Transforms are the mechanism by which raw tabular data is shaped into more useful forms. Instead of altering the original files or datasets, transforms provide a structured way to filter, join, aggregate, or enrich data while preserving lineage and reproducibility. This ensures that collections remain authoritative sources of truth, while still enabling flexibility for analysis and presentation.
Transforms can be thought of as “recipes” that describe how data should be processed. They can be applied to individual items, combined across collections, and reused as building blocks for further work.
Principles
A good transformation system should:
- Preserve original data – transformations are non-destructive and leave source files and metadata untouched.
- Be composable – multiple steps can be chained together, with each step building on the output of the previous one.

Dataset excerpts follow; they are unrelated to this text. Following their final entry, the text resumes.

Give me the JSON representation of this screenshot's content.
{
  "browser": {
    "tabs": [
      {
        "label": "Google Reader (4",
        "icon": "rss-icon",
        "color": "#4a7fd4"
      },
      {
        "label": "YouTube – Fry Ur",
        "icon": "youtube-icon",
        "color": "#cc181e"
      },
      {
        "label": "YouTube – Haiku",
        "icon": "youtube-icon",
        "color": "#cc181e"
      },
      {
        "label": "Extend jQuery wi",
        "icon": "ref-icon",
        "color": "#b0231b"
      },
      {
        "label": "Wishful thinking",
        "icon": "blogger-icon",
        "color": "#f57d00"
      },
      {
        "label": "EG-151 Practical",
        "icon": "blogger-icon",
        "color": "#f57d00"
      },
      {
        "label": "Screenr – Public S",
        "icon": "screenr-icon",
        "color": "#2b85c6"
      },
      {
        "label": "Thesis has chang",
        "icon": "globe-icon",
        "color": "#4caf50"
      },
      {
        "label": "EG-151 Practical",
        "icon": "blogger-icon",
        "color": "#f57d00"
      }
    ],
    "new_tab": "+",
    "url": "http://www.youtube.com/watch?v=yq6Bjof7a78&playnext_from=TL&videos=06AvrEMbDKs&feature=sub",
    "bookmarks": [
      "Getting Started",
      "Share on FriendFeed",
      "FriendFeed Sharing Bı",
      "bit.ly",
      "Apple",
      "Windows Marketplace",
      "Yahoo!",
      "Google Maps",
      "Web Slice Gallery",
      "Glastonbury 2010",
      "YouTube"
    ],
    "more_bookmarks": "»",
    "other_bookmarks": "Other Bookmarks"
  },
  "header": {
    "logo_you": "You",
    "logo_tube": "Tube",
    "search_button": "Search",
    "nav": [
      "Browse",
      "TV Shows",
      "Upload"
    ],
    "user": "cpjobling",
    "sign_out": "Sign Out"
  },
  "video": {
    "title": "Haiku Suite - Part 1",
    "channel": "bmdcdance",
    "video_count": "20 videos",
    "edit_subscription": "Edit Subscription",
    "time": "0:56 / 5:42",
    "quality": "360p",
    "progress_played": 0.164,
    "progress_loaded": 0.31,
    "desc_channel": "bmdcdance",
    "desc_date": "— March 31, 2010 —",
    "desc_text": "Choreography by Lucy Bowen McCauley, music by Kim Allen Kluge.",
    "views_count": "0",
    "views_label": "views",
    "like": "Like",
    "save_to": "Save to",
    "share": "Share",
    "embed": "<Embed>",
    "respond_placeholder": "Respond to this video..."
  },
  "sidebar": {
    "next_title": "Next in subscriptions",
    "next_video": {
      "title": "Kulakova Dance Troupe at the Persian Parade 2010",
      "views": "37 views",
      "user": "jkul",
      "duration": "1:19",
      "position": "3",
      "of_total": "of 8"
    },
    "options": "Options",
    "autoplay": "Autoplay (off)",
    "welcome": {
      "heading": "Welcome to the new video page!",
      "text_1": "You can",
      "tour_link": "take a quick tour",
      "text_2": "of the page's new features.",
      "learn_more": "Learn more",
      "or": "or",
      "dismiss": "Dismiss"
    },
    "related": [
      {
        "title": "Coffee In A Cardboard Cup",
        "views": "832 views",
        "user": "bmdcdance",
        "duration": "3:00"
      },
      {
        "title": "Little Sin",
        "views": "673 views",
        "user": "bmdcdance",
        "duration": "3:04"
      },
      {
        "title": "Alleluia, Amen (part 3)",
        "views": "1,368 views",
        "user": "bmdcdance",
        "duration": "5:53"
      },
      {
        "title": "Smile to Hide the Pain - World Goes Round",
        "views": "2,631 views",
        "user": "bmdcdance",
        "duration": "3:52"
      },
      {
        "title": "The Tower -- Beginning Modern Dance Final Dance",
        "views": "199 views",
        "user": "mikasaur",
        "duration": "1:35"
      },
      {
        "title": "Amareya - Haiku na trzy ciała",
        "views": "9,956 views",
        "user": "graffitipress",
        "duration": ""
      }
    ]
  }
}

- Remain transparent – each stage is visible to users, with a clear understanding of what operations were performed.
- Carry meaning forward – column definitions and data elements propagate through the pipeline, so context is not lost when data is reshaped.
- Support error handling – when operations fail or produce conflicts, the system surfaces them in a way that helps users correct problems without guesswork.
How Transforms Work
At a high level, transforms operate on tabular data sources using a set of well-defined steps. Common operations include:
- Filtering – limiting rows based on conditions.

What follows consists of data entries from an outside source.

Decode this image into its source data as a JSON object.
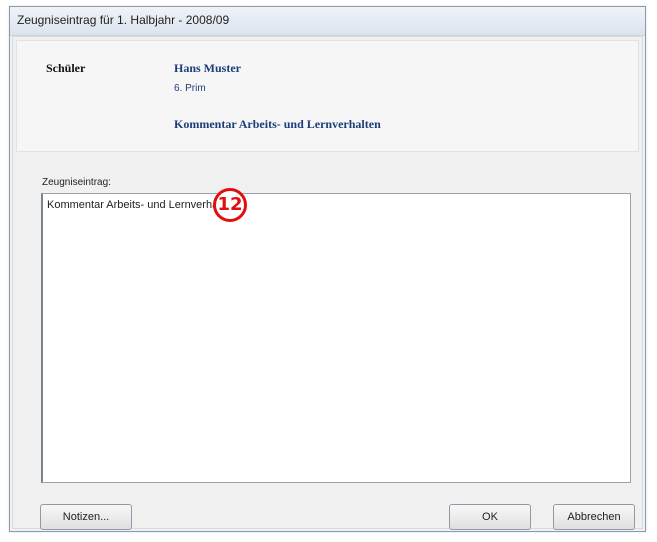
{
  "window": {
    "title": "Zeugniseintrag für 1. Halbjahr - 2008/09"
  },
  "header": {
    "student_label": "Schüler",
    "student_name": "Hans Muster",
    "student_class": "6. Prim",
    "entry_type": "Kommentar Arbeits- und Lernverhalten"
  },
  "entry": {
    "label": "Zeugniseintrag:",
    "value": "Kommentar Arbeits- und Lernverhalten"
  },
  "annotation": {
    "marker_number": "12",
    "color": "#e01010"
  },
  "buttons": {
    "notes_label": "Notizen...",
    "ok_label": "OK",
    "cancel_label": "Abbrechen"
  }
}
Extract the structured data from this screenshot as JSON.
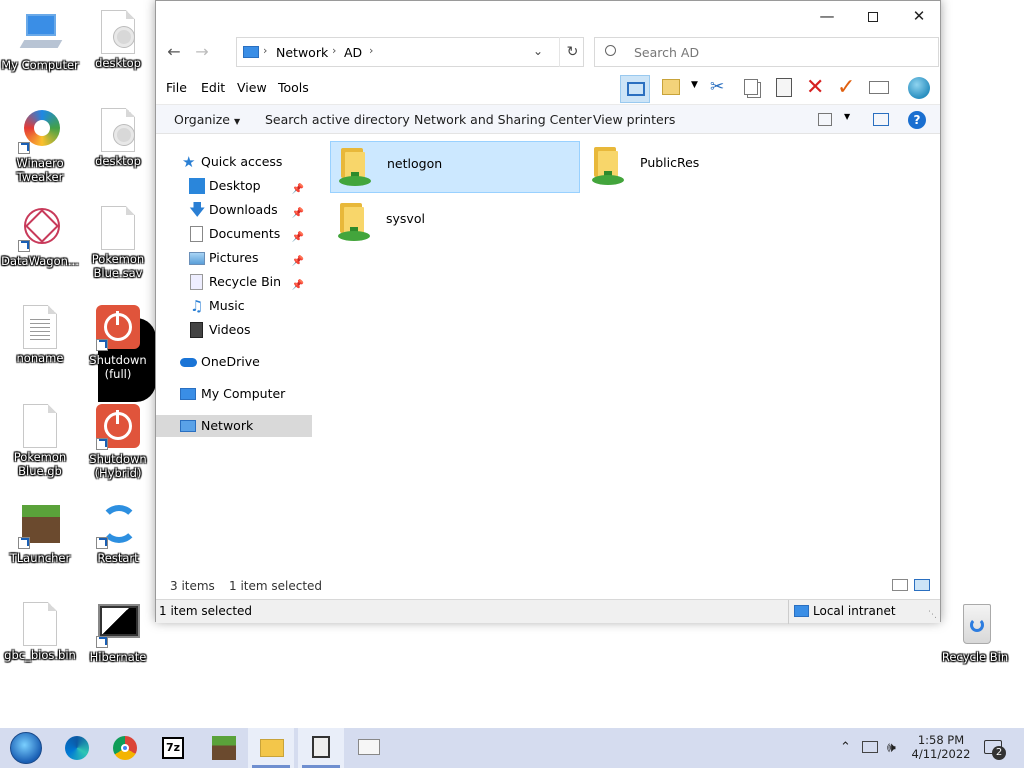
{
  "desktop": {
    "icons": [
      {
        "label": "My Computer"
      },
      {
        "label": "desktop"
      },
      {
        "label": "Winaero Tweaker"
      },
      {
        "label": "desktop"
      },
      {
        "label": "DataWagon..."
      },
      {
        "label": "Pokemon Blue.sav"
      },
      {
        "label": "noname"
      },
      {
        "label": "Shutdown (full)"
      },
      {
        "label": "Pokemon Blue.gb"
      },
      {
        "label": "Shutdown (Hybrid)"
      },
      {
        "label": "TLauncher"
      },
      {
        "label": "Restart"
      },
      {
        "label": "gbc_bios.bin"
      },
      {
        "label": "Hibernate"
      },
      {
        "label": "Recycle Bin"
      }
    ]
  },
  "window": {
    "breadcrumb": [
      "Network",
      "AD"
    ],
    "search_placeholder": "Search AD",
    "menu": [
      "File",
      "Edit",
      "View",
      "Tools"
    ],
    "commands": [
      "Organize",
      "Search active directory",
      "Network and Sharing Center",
      "View printers"
    ],
    "nav": {
      "quick_access": "Quick access",
      "items": [
        {
          "label": "Desktop",
          "pinned": true
        },
        {
          "label": "Downloads",
          "pinned": true
        },
        {
          "label": "Documents",
          "pinned": true
        },
        {
          "label": "Pictures",
          "pinned": true
        },
        {
          "label": "Recycle Bin",
          "pinned": true
        },
        {
          "label": "Music",
          "pinned": false
        },
        {
          "label": "Videos",
          "pinned": false
        }
      ],
      "onedrive": "OneDrive",
      "my_computer": "My Computer",
      "network": "Network"
    },
    "items": [
      {
        "name": "netlogon",
        "selected": true
      },
      {
        "name": "PublicRes",
        "selected": false
      },
      {
        "name": "sysvol",
        "selected": false
      }
    ],
    "status": {
      "count": "3 items",
      "selected": "1 item selected",
      "bottom_left": "1 item selected",
      "zone": "Local intranet"
    }
  },
  "taskbar": {
    "time": "1:58 PM",
    "date": "4/11/2022",
    "notifications": "2",
    "apps": [
      "start",
      "edge",
      "chrome",
      "7-zip",
      "minecraft",
      "file-explorer",
      "app",
      "monitor"
    ]
  },
  "colors": {
    "selection_bg": "#cce8ff",
    "selection_border": "#99d1ff",
    "nav_selected": "#d9d9d9",
    "taskbar": "#d5dcef",
    "accent_blue": "#0066cc"
  }
}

- Selecting – narrowing focus to relevant columns.
- Joining – combining multiple datasets on shared keys.
- Aggregating – summarizing rows into totals, averages, or grouped values.
- Enriching – adding new values from reference functions or libraries.
- Reshaping – renaming, re-ordering, or pivoting data for easier use downstream.
Each step is independent and reversible, allowing users to experiment with different views without fear of breaking the original data.
The Dataview
Delfini implements data transforms through the concept of a dataview. A dataview represents a transformed version of one or more datasets, and is defined by a sequence of transformation steps. Dataviews are data items in Delfini just like uploaded or linked data, and they update automatically when their definition or source data is updated.
By combining sources and applying transformations, dataviews allow users to isolate the exact slice of data they need, while still keeping the full provenance of how it was created. In this way, transforms act as both a workflow and a record of intent: they show not only the final output but also the path taken to get there.
Why It Matters
Consistent, transparent transformations make it easier to:
- Reproduce analyses across teams and projects.
- Maintain confidence in the validity of shared results.
- Explore new perspectives on the same underlying data.
Transforms provide the connective tissue between raw information and meaningful insight — without sacrificing accuracy, traceability, or collaboration.